Unlike the permanent marker which worked really well. Luckily most of the red spots (re option ‘c’) had almost worn off. I can’t believe I actually did that. Like how juvenile was that! Of course that totally described my level of desperation.

So I was going to Australia. Mom had won, she’d cut a mean deal. She was an expert on cutting deals, and she earned big bucks to prove it, so I had to be really sharp about what I wanted. The final draft went down like this:

Madeline (me): would get to lie around the beach and hotel pool in her hot new bikini, order lots of icy, fruity drinks from cute male Wait Staff, drool over all the hot life savers and practise fake drowning techniques so as to make full use of their skills. (Mom wasn’t totally with me on this one). Additionally she and Frances would get to do some fun things together to make up for all the times Frances had to work, and of course they’d make time for some side trips to major stores and burn a few calories in a heavy credit card workout. (Surely Australia had some good retail areas?) In return Madeline would, when asked, spend some time with the Internet Guy and be on her best behavior.

Frances (Mom) would spend heaps of time getting to know the Internet Guy better and decide if she really wanted to marry him, which so far she thought she did. Eeowww! She was even calling him her fiancé but that could have been because Madeline told her that at her age it was totally disgusting to call him her boyfriend. (Not that I was happy with her alternative choice.) Additionally as promised above, she would spend some quality time with Madeline — doing some cool Mom/daughter stuff.

If it all went to plan, the trip wouldn’t be a total train wreck. They’d be some salvageable moments. But, even so, I just so wished the trip would just disappear. I was really burning up about the whole deal. I’d never admit it, but I got this kind of sick feeling in the pit of my stomach when I thought of mom and this guy. It was different to the other guys she’d dated. There hadn’t been many but I’d never seen her go loopy for any of those. Not like she was with Barry. That was his name. Ba-ree. I hated his name, which was totally unfair since I didn’t even know the guy.

She’d already met him so this was round two for her. After chatting online they’d met up at some business conference in Chicago last Spring. This was another reason this was scary. Mom went off guys really fast and she wasn’t going off this one. This was a bad sign. A waaay bad sign. He was all she talked about…

I felt like putting identifying names on all the photos of me around the apartment. Just in case she’d forgotten who I was. Or that I existed.

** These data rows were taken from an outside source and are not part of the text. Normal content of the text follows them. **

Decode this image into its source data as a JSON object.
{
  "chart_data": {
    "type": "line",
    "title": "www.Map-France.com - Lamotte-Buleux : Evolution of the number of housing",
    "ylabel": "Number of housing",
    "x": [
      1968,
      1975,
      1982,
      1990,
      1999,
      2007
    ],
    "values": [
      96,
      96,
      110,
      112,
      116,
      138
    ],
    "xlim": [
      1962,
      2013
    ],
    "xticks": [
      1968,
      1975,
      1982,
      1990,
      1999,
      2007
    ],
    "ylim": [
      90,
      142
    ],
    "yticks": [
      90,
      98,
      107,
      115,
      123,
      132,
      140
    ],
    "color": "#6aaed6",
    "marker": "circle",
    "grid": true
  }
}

I’ve tried to work out how I feel and I think it’s just that we’d been a pretty good team for fifteen years, Mom and I. That was my whole life. Just us. And an assortment of babysitters and live-in help. Fifteen years of sharing Mom with her work. And then this Bar-ee comes along and not only is he getting Mom’s attention, he has attachments. Two kids - thirteen year old twins. That meant the tiny bit of time my Mom did have free would be divided four ways…

Four ways? And this was something I was supposed to be happy about? Hellooo???